Distracted by his Maharlika fund, Marcos Jr. spun back Friday to agriculture. His three announcements were supposedly for the poor. First, that his 350 Kadiwa rolling stores nationwide have enough P25-per-kilo rice. Second, that Kadiwa will retail confiscated smuggled onions. Third, that he will slash import duties on rice, corn and pork.
The results will be anti-poor.
His rice distribution defies science, his supposed policy foundation. DSWD lists 5.6 million penurious families. That makes 16,000 families availing of P25 rice in each of 350 Kadiwa stores.
A day has 144 ten-minute intervals, the time each transaction takes. Meaning, every Kadiwa must have 111 sales staff, shoulder-to-shoulder around the store, to serve 16,000 buyers.
That’s assuming each staff can work 24 hours straight. Assuming too that the 350 Kadiwa stores strategically cover all 84 provinces, 148 cities, 1,487 municipalities and 42,022 barangays.
The poor dwell in all 7,641 islands. They must trek from mountain kaingin, seaside shacks and far-flung fields to avail of Marcos Jr.’s cheap rice. Taking public transport will only reduce their food budget.
A frugal family can stretch the kilo of rice two days. Today’s buyer will wonder when the Kadiwa will return.
By law, confiscated fresh foods are condemned and destroyed. Harmful chemicals likely were used to grow and preserve the pest-infested edibles. Donating those to charity can sicken consumers and contaminate farms.
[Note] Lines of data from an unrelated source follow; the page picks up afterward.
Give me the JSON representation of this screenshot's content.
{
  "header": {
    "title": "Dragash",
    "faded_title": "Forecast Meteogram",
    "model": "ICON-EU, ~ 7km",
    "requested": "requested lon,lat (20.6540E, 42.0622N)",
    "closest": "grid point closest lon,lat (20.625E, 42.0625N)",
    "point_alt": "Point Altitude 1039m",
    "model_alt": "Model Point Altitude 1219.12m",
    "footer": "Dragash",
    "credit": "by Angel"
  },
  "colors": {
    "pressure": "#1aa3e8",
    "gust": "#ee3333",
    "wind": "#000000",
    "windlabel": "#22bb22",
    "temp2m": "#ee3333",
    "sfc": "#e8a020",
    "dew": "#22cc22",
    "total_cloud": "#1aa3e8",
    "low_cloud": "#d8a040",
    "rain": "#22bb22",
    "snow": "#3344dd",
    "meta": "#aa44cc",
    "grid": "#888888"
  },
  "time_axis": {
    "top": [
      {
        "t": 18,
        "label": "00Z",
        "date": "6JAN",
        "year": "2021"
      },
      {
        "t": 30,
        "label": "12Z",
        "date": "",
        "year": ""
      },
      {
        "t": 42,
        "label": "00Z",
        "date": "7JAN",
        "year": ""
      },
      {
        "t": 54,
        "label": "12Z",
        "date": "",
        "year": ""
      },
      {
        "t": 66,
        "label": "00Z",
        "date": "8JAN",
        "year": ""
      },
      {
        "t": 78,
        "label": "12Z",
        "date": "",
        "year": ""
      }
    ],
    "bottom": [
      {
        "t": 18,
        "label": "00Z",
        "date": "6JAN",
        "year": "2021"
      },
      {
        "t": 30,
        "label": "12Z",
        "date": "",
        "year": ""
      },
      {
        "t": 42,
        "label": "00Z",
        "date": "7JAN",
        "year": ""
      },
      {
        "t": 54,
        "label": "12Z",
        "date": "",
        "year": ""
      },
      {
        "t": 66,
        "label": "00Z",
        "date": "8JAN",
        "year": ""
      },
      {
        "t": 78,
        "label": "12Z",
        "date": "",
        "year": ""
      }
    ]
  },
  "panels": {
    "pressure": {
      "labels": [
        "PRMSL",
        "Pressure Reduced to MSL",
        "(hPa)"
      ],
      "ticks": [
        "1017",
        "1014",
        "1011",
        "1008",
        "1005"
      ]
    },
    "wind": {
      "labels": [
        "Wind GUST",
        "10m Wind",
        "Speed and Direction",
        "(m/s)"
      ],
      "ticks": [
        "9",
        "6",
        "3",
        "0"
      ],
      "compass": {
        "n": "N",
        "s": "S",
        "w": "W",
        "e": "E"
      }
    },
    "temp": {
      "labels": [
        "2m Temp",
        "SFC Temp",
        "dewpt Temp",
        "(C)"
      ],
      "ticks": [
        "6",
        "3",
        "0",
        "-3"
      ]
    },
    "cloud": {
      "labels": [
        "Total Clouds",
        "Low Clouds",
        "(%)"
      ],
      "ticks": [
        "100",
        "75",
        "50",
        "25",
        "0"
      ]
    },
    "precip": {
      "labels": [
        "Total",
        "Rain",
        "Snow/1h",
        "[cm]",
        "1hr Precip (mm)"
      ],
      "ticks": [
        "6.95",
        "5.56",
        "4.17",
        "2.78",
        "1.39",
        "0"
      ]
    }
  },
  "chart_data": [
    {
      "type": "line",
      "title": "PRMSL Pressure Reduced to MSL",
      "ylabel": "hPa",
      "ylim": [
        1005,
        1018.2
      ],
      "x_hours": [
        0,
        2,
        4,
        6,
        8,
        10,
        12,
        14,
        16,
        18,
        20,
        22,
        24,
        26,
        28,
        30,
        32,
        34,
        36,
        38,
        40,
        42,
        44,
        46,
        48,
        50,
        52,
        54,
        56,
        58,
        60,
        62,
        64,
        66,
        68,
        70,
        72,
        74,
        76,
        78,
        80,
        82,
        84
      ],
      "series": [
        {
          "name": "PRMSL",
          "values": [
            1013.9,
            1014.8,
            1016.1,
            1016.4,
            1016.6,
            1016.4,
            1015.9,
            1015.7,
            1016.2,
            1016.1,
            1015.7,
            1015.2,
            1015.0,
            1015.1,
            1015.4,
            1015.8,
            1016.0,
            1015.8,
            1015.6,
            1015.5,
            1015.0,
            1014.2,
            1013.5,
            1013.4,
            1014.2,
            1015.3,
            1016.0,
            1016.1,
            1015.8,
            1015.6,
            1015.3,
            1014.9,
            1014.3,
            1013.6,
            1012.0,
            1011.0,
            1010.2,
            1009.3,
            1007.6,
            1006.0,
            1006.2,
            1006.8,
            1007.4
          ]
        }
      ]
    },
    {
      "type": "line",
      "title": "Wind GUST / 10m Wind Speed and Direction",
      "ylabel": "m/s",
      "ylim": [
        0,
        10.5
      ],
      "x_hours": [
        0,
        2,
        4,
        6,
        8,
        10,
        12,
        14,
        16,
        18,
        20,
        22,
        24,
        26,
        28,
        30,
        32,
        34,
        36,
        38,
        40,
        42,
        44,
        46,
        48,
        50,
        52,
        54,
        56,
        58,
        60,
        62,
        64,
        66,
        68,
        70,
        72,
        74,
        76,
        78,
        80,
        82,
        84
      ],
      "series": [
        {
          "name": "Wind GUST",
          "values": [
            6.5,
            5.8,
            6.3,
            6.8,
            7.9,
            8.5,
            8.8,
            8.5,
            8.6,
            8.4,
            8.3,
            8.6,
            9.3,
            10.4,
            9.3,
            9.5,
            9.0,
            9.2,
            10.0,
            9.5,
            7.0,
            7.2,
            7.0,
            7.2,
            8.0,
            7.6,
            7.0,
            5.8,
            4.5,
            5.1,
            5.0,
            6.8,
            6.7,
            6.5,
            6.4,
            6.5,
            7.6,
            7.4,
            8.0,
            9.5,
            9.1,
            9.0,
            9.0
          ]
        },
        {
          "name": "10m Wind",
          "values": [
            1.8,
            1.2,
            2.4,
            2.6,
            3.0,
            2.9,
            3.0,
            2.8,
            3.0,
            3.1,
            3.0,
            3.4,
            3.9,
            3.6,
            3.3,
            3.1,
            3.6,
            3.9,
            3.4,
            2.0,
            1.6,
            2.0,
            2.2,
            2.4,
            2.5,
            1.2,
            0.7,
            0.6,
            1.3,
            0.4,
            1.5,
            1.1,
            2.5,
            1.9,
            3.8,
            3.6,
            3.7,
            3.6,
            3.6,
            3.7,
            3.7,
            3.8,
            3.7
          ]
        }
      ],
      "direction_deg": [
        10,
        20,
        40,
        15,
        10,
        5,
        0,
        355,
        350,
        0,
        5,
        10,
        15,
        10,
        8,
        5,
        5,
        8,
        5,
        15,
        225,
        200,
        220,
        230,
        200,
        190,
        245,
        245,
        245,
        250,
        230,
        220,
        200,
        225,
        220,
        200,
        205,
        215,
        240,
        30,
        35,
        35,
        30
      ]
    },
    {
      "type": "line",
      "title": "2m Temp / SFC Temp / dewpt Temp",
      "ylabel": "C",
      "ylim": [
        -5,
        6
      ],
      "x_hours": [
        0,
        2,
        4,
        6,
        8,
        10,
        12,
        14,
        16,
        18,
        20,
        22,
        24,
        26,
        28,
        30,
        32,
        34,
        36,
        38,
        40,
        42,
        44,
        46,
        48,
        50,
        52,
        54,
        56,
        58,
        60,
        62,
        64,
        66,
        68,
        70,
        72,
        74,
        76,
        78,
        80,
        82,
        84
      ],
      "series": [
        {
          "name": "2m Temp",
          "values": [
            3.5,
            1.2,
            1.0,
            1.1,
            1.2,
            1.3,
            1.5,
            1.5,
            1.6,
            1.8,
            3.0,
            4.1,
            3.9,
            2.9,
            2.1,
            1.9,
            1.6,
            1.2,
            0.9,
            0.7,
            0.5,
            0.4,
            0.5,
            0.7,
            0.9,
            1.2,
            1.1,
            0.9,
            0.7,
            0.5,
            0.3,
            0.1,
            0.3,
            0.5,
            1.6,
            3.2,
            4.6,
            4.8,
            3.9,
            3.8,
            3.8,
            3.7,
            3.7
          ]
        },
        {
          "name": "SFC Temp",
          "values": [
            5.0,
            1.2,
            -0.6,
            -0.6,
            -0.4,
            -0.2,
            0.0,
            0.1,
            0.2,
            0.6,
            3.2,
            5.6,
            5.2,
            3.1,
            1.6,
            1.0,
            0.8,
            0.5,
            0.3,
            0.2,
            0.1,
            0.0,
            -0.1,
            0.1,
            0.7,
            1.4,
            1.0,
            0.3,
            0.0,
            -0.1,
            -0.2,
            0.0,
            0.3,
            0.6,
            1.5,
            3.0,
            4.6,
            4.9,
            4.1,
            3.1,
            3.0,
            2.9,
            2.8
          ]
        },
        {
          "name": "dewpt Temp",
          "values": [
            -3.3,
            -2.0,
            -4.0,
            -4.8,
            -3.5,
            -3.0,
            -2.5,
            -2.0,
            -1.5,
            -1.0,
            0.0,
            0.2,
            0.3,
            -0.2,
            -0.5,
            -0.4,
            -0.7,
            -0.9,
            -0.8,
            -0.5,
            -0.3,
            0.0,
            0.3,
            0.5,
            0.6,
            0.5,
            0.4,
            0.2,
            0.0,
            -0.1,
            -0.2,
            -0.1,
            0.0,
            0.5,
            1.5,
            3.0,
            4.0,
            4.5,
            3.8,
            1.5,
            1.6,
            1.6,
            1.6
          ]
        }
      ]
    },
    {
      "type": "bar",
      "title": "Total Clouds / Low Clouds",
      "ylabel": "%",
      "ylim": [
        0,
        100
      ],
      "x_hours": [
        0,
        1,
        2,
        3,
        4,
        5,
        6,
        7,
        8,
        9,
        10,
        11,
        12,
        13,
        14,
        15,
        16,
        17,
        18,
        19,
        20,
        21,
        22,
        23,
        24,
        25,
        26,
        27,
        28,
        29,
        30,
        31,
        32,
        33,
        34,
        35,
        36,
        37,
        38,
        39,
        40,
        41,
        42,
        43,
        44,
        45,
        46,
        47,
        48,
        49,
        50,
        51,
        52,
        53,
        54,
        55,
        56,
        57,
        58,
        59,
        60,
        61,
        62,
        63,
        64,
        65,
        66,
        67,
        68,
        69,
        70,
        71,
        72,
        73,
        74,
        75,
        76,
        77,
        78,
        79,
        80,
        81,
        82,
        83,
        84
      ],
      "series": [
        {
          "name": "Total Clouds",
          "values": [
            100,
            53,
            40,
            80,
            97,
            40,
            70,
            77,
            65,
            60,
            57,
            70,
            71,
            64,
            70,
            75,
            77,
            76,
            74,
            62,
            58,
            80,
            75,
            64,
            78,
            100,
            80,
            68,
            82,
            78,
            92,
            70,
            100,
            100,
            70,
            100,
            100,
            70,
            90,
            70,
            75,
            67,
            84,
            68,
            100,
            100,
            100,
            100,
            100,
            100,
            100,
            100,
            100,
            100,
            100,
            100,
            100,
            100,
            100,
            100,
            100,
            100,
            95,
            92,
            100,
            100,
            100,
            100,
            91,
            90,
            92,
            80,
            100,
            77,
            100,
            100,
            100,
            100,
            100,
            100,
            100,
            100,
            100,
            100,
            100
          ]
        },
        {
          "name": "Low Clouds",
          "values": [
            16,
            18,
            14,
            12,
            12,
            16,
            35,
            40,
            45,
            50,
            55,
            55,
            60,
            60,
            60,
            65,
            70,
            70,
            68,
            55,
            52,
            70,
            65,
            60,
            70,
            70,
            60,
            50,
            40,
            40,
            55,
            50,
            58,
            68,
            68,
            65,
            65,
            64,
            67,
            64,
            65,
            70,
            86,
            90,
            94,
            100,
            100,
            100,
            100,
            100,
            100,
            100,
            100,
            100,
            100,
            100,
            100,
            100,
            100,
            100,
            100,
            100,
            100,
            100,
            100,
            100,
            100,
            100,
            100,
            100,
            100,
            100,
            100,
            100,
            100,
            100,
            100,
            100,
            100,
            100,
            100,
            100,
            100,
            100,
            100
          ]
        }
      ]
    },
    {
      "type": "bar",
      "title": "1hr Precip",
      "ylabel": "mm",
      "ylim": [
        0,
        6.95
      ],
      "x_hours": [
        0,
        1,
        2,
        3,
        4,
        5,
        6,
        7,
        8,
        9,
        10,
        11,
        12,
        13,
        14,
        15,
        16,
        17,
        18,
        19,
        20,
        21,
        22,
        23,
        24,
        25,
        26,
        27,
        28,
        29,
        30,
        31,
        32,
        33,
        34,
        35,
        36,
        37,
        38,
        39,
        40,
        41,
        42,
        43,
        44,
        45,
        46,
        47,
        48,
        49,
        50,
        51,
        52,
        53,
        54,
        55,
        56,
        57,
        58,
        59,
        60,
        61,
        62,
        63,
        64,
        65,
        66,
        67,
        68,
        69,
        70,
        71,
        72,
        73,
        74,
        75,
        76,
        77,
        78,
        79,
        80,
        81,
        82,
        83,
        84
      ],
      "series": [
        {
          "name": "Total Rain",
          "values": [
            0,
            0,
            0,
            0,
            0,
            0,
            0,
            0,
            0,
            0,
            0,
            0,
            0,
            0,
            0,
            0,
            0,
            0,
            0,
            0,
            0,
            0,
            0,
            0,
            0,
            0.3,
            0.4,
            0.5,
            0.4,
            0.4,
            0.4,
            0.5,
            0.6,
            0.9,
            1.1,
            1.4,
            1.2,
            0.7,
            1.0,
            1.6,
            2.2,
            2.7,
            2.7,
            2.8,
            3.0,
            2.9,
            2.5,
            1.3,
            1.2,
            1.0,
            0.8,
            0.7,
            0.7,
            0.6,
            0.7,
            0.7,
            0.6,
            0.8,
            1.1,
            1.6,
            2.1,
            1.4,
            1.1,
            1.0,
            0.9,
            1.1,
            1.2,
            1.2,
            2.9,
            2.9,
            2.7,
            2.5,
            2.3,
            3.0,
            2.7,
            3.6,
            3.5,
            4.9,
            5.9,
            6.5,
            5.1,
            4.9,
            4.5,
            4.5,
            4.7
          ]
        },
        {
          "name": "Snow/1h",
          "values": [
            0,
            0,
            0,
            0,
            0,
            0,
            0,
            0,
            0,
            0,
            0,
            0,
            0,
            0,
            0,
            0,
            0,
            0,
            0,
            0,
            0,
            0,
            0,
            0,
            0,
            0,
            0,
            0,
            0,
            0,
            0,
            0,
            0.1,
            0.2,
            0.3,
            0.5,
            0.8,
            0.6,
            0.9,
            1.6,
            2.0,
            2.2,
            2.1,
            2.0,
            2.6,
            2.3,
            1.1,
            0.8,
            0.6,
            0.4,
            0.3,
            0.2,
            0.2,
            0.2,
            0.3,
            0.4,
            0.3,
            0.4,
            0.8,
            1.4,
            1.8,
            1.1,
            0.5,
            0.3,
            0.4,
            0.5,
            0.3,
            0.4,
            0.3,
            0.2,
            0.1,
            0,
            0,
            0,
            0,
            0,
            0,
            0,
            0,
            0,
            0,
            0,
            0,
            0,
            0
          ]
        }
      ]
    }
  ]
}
Last July, the Bureau of Plant Industry stopped issuing sanitary/phytosanitary clearances of onions from abroad. BPI in Cagayan de Oro caused the seizure of 21 cargo containers of Chinese onions mis-declared as siopao buns and lumpia patty.
In such case, Customs must hire a “condemnator” to crush and bury the contraband. But in cahoots with Customs-Cagayan de Oro, the condemnator on Sept. 18 transferred hundreds of tons of yellow bulbs onto wing vans and sold them in Davao at P600 a kilo, for hundred-million-peso profit.
Videoed and documented, the misdeed was exposed in this column Sept. 28. Held liable, the Cagayan de Oro port collector was “removed.” Customs central office reassigned her to busier Cebu, a promotion. The condemnator was untouched.
Last Friday, Marcos Jr. cited more red and yellow onions interdicted in Manila. Told by whoever, BPI conducted unnecessary sanitary/phytosanitary inspection. It detected toxins and E. coli (feces bacteria).
Still, agriculture higher-ups said the contraband would be sold in Kadiwastores. Price would be cheap since it didn’t cost the government anything anyway, the spokesman beamed.
Marcos Jr. said: “As quickly as possible, naghahanap kami ng paraan kasi usually ‘yan [smuggler] kakasuhan mo pa bago ‘yung auction. By the time i-auction mo, wala na, bulok na.”
Also: “Kaya’t sabi ko hanap tayo ng paraan para mailabas kaagad, mailagay sa market kaagad. Pinag-aaralan namin ngayon. Baka by next week mayroon na tayong solution.”
No care for public health and agriculture biosecurity? Are miserable Kadiwa buyers like garbage scavengers making do with “pagpag” food leftovers?
On advice of his NEDA secretary, Marcos Jr. will keep import tariffs low till end 2023. Rice, 35 percent duty instead of 50. Corn, only five percent instead of 35. Pork, only 15 percent from 40.
They aim to lower runaway food prices caused by shortage, costly transport, fuel and electricity. That should elate Christmas consumers.
But it’s at the expense of rice, corn and hog growers, millers, traders, farm and feed suppliers. They too are consumers. Seventy percent of hogs come from backyard raisers. Ninety percent of rice and corn are from farms less than two hectares.
Tariff collections are intended to improve their sectors through fertilizer, pesticide, irrigation, R&D, mechanization, logistics and anti-African Swine Fever measures. Reduced tariff means reduced aid. Cheap imports will bankrupt domestic producers.
The only beneficiary is the cartel of grain, fish, pork, poultry, vegetable, spice, fruit and sugar importers. Recycling import permits, they also smuggle. Their protector is a NEDA undersecretary, a Marcos Jr. appointee.